Michaël Aklin

PASU Chair @ EPFL | Managing Director @ E4S


I just published a new article in Business and Politics called “How robust is the renewable energy industry to political shocks? Evidence from the 2016 U.S. elections.” Ungated link here.

The short version: the renewable energy industry has grown a lot since the 2000s. Its development was made possible by pro-active governments, who invested in R&D, set targets, etc. The logic is similar to the infant industry argument: in the presence of market failures, some sectors need public support to expand. But is this industry now mature? Or does it still need supportive governments? The 2016 US presidential election offers a good test. Its result was a surprising event and a negative shock for the renewable energy industry. How did markets react to it? They punished stocks of renewable energy firms. But, interestingly, the election affected non-US firms much more than US-based firms. Why? My suspicion is the following: in the US, energy policy is largely in the hands of states, and many of them are reliably pro-renewables. What the White House does has only limited consequences. What the White House can do, however, is change trade policy. And I think that’s ultimately what markets were concerned about, namely that trade barriers would hurt this industry.

The abstract:

Climate change mitigation relies increasingly on clean technologies such as renewable energy. Despite widespread success, further deployment of renewables has been met with resistance from voters and governments in several countries. How resilient is the renewable energy industry to adverse political events? I use the unexpected election of Donald Trump in the 2016 U.S. presidential race to study this question. As a vocal critic of renewables and a supporter of fossil fuels, his election is a plausible negative shock to the renew- able energy sector. I examine stock market data to gauge the reaction of investors.

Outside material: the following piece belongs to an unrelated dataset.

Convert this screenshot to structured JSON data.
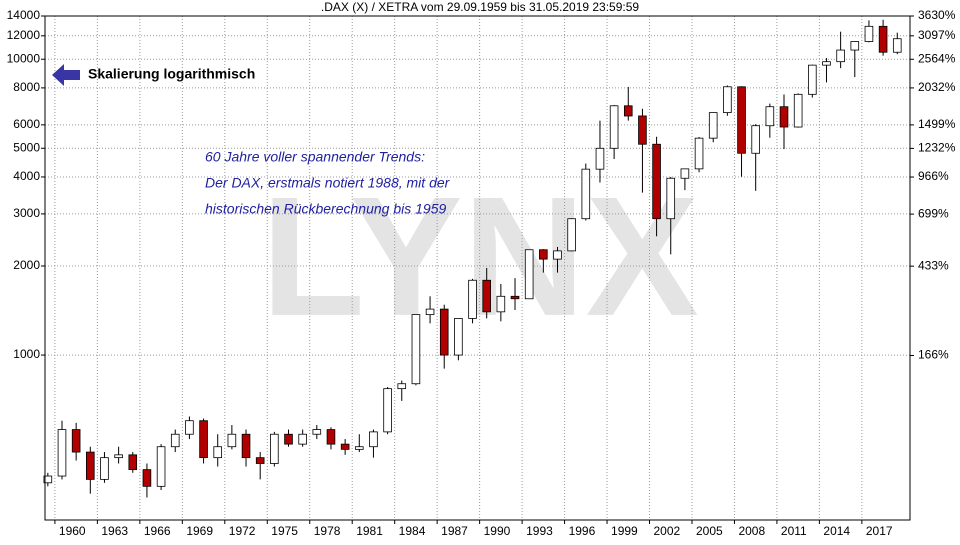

I find that renewable energy stocks were adversely affected by the election. Overall, they experienced a cumulative abnormal loss in share values of about 6 percent on average over the twenty days that followed the election. However, I find that the negative effect is concentrated among non-U.S. firms. U.S. firms, on average, emerged unscathed. Non-U.S. companies, on the other hand, lost over 14 percent of their value in the aftermath of the election. This suggests that markets are more concerned by increasing obstacles to international business than a decrease of federal support for renewables.